The 2014 political schedule is as follows.
The first day of the second session of the 85th Iowa General Assembly is Monday, Jan. 13. I have been in touch with my state representative and state senator since New Year’s Day, and let them know my priorities. Now it’s up to them.
On Jan. 21 are the off-year precinct caucuses. Expect very light turnout of party activists on the Democratic side. The Republicans have made these events into a social time, so they may have more caucus-goers, but their attendance is expected to be light, like with the Democrats.
March 14 is the deadline for state and federal candidates to file for the June 3 primary. Already we know there will be Democratic primaries in the governor’s race, the county attorney and supervisor races, and probably some others. Since politics is a low personal priority this year, I won’t engage much until after the filing date. Even then, I’ll engage only enough to pick candidates in the primary.
State legislator per diem runs out on the 100th day of the session, April 22. Presumably the session will end on or about that time because legislators will want to work on the fall campaign.

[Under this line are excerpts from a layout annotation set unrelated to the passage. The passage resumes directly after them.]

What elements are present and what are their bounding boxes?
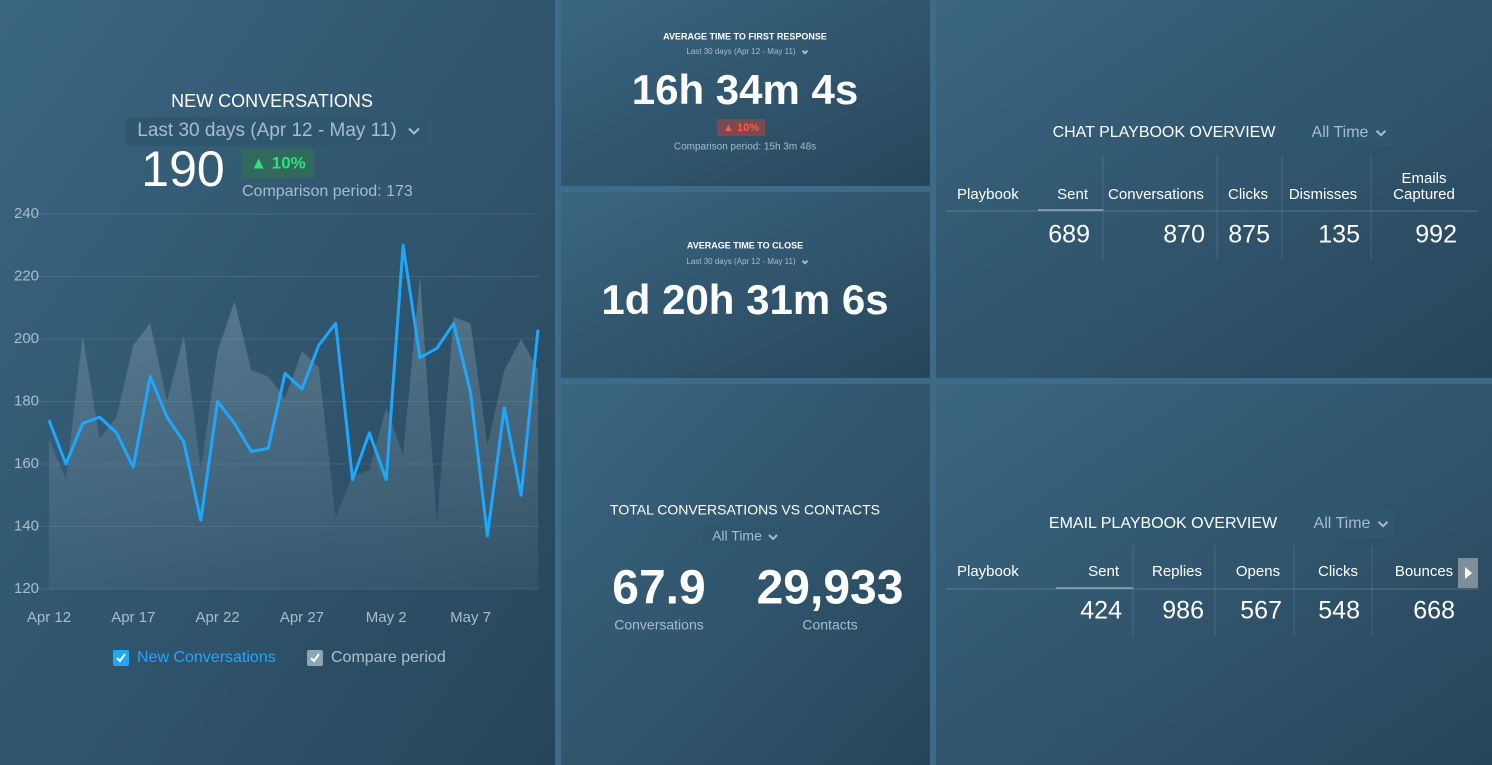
y-tick-label: 220 — [14, 267, 39, 284]
x-tick-label: May 2 — [366, 609, 407, 626]
panel — [561, 192, 930, 378]
table-cell: 992 — [1415, 221, 1457, 249]
x-tick-label: May 7 — [450, 609, 491, 626]
period-selector: Last 30 days (Apr 12 - May 11) — [686, 257, 796, 266]
kpi-label: Contacts — [802, 617, 857, 633]
chevron-icon — [801, 260, 809, 265]
compare-area — [49, 276, 538, 589]
period-selector: Last 30 days (Apr 12 - May 11) — [686, 47, 796, 56]
x-tick-label: Apr 22 — [196, 609, 240, 626]
column-header: Captured — [1393, 186, 1455, 203]
y-tick-label: 180 — [14, 392, 39, 409]
column-header: Playbook — [957, 563, 1019, 580]
kpi-value: 29,933 — [757, 562, 904, 615]
change-label: ▲ 10% — [723, 122, 759, 134]
dropdown[interactable] — [703, 526, 783, 548]
widget-title: NEW CONVERSATIONS — [171, 91, 373, 111]
column-header: Sent — [1057, 186, 1089, 203]
y-tick-label: 120 — [14, 580, 39, 597]
table-cell: 689 — [1048, 221, 1090, 249]
period-selector: Last 30 days (Apr 12 - May 11) — [137, 120, 396, 141]
column-header: Emails — [1401, 170, 1446, 187]
period-selector: All Time — [1314, 515, 1371, 532]
comparison-label: Comparison period: 15h 3m 48s — [674, 142, 816, 153]
column-header: Bounces — [1395, 563, 1453, 580]
chevron-icon — [1377, 521, 1389, 528]
comparison-label: Comparison period: 173 — [242, 183, 413, 200]
panel — [561, 384, 930, 765]
table-cell: 567 — [1240, 597, 1282, 625]
dropdown[interactable] — [1302, 510, 1394, 538]
kpi-value: 67.9 — [612, 562, 705, 615]
dropdown[interactable] — [1300, 119, 1392, 147]
change-badge — [717, 119, 765, 136]
chevron-icon — [768, 534, 778, 541]
check-icon — [310, 653, 320, 663]
y-tick-label: 200 — [14, 330, 39, 347]
change-label: ▲ 10% — [250, 153, 306, 172]
table-cell: 870 — [1163, 221, 1205, 249]
table-cell: 986 — [1162, 597, 1204, 625]
y-tick-label: 240 — [14, 205, 39, 222]
table-cell: 668 — [1413, 597, 1455, 625]
column-header: Playbook — [957, 186, 1019, 203]
period-selector: All Time — [712, 528, 762, 544]
x-tick-label: Apr 27 — [280, 609, 324, 626]
column-header: Opens — [1236, 563, 1280, 580]
widget-title: AVERAGE TIME TO FIRST RESPONSE — [663, 31, 827, 41]
kpi-value: 16h 34m 4s — [632, 66, 859, 113]
dropdown[interactable] — [126, 117, 426, 146]
table-cell: 875 — [1228, 221, 1270, 249]
column-header: Conversations — [1108, 186, 1204, 203]
y-tick-label: 140 — [14, 517, 39, 534]
check-icon — [116, 653, 126, 663]
widget-title: EMAIL PLAYBOOK OVERVIEW — [1049, 515, 1278, 532]
legend-label: New Conversations — [137, 649, 276, 666]
kpi-value: 190 — [141, 141, 224, 197]
table-cell: 548 — [1318, 597, 1360, 625]
table-cell: 135 — [1318, 221, 1360, 249]
x-tick-label: Apr 12 — [27, 609, 71, 626]
column-header: Clicks — [1318, 563, 1358, 580]
widget-title: AVERAGE TIME TO CLOSE — [687, 240, 803, 250]
arrow-icon — [1465, 567, 1472, 579]
column-header: Dismisses — [1289, 186, 1357, 203]
table-cell: 424 — [1080, 597, 1122, 625]
period-selector: All Time — [1312, 124, 1369, 141]
kpi-label: Conversations — [614, 617, 704, 633]
chevron-icon — [801, 50, 809, 55]
series-line — [47, 243, 540, 538]
widget-title: TOTAL CONVERSATIONS VS CONTACTS — [610, 502, 880, 518]
panel — [936, 384, 1492, 765]
panel — [936, 0, 1492, 378]
chevron-icon — [408, 127, 420, 135]
change-badge — [242, 149, 314, 178]
column-header: Sent — [1088, 563, 1120, 580]
column-header: Replies — [1152, 563, 1202, 580]
x-tick-label: Apr 17 — [111, 609, 155, 626]
y-tick-label: 160 — [14, 455, 39, 472]
widget-title: CHAT PLAYBOOK OVERVIEW — [1053, 124, 1277, 141]
chevron-icon — [1375, 130, 1387, 137]
column-header: Clicks — [1228, 186, 1268, 203]
legend-label: Compare period — [331, 649, 446, 666]
panel — [561, 0, 930, 186]
kpi-value: 1d 20h 31m 6s — [601, 276, 888, 323]
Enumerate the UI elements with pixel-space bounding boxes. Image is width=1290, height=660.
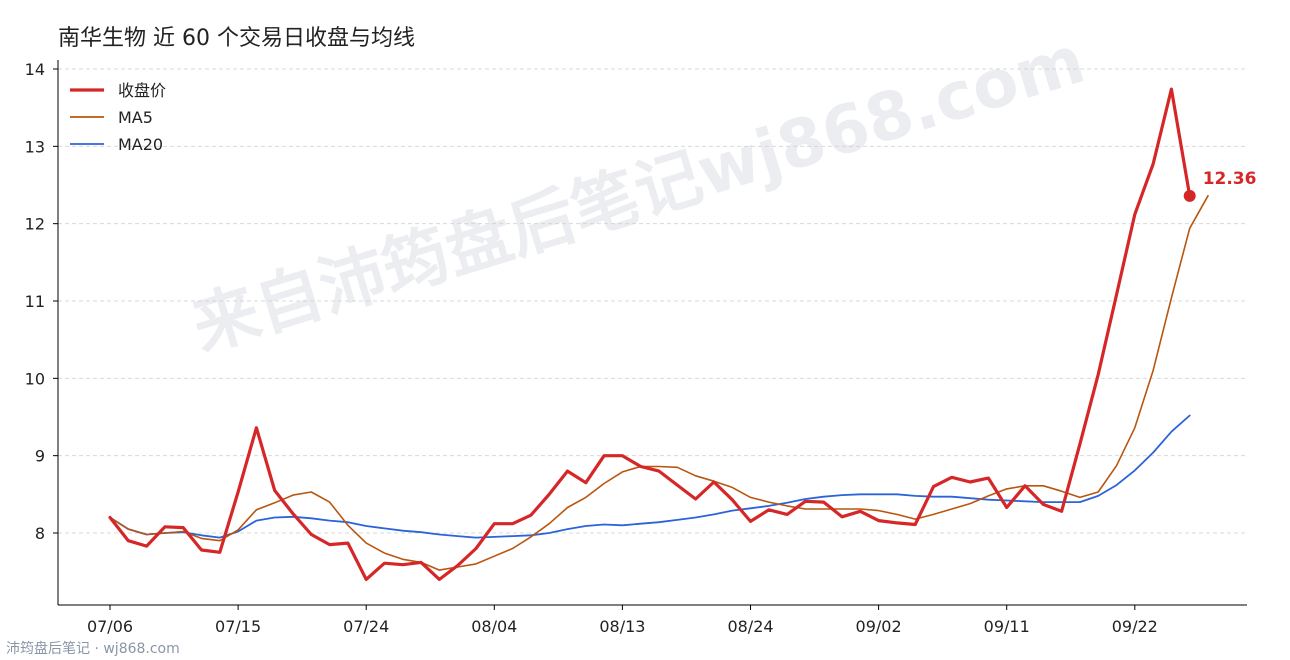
- series: [108, 87, 1209, 582]
- legend-label-MA20: MA20: [118, 135, 163, 154]
- x-tick-label-07/06: 07/06: [87, 617, 133, 636]
- chart-title: 南华生物 近 60 个交易日收盘与均线: [58, 26, 415, 51]
- y-tick-label-10: 10: [25, 369, 45, 388]
- x-tick-label-07/24: 07/24: [343, 617, 389, 636]
- x-tick-label-08/24: 08/24: [727, 617, 773, 636]
- annotations: 12.36: [1183, 169, 1257, 202]
- series-line-MA20: [109, 414, 1191, 539]
- y-tick-label-14: 14: [25, 60, 45, 79]
- y-tick-label-12: 12: [25, 215, 45, 234]
- x-tick-label-09/11: 09/11: [984, 617, 1030, 636]
- x-tick-label-08/13: 08/13: [599, 617, 645, 636]
- grid-lines: [58, 68, 1247, 534]
- x-tick-label-09/22: 09/22: [1112, 617, 1158, 636]
- y-tick-label-8: 8: [35, 524, 45, 543]
- watermark-text: 来自沛筠盘后笔记wj868.com: [184, 21, 1094, 366]
- legend-label-收盘价: 收盘价: [118, 81, 166, 100]
- watermark: 来自沛筠盘后笔记wj868.com: [184, 21, 1094, 366]
- legend: 收盘价 MA5 MA20: [70, 81, 166, 154]
- x-tick-label-08/04: 08/04: [471, 617, 517, 636]
- x-tick-label-09/02: 09/02: [856, 617, 902, 636]
- last-close-marker: [1183, 189, 1196, 202]
- x-tick-label-07/15: 07/15: [215, 617, 261, 636]
- last-close-label: 12.36: [1203, 169, 1257, 189]
- series-line-MA5: [109, 195, 1209, 571]
- y-ticks: 8 9 10 11 12 13 14: [25, 60, 58, 543]
- y-tick-label-11: 11: [25, 292, 45, 311]
- legend-label-MA5: MA5: [118, 108, 153, 127]
- footer-credit: 沛筠盘后笔记 · wj868.com: [6, 641, 180, 657]
- y-tick-label-13: 13: [25, 137, 45, 156]
- y-tick-label-9: 9: [35, 447, 45, 466]
- series-line-收盘价: [108, 87, 1192, 582]
- axes: [57, 60, 1247, 606]
- x-ticks: 07/06 07/15 07/24 08/04 08/13 08/24 09/02 09/11…: [87, 605, 1158, 636]
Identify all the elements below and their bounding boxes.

After June 3, we’ll know who our candidates for the general election are, and soon thereafter we’ll also know how the Iowa Democratic Party will organize around them.
Summer is a slow time in politics, and candidates gain some visibility in parades, town festivals and events as they get out and press the flesh. Otherwise, those that aren’t known to voters work to get known.
Labor Day is the official kickoff of the fall election campaign.
In September and October, people evaluating whether to enter the 2016 presidential race will start coming to Iowa to help candidates raise money and visibility for the general election. I’ll begin talking to registered voters about the election, and start identifying them. In reviewing my list, there are a lot of new names, so it will take a while to get through them. I’ll also help out the county party as best I can.
The general election is on Tuesday, Nov. 4.
So there you have it, Iowa politics in under 700 words. In a turbulent world, taking time to figure out the timeline of political events helps organize for and maintain a level of sanity. I hope readers have found this useful. Now back to our regular programming.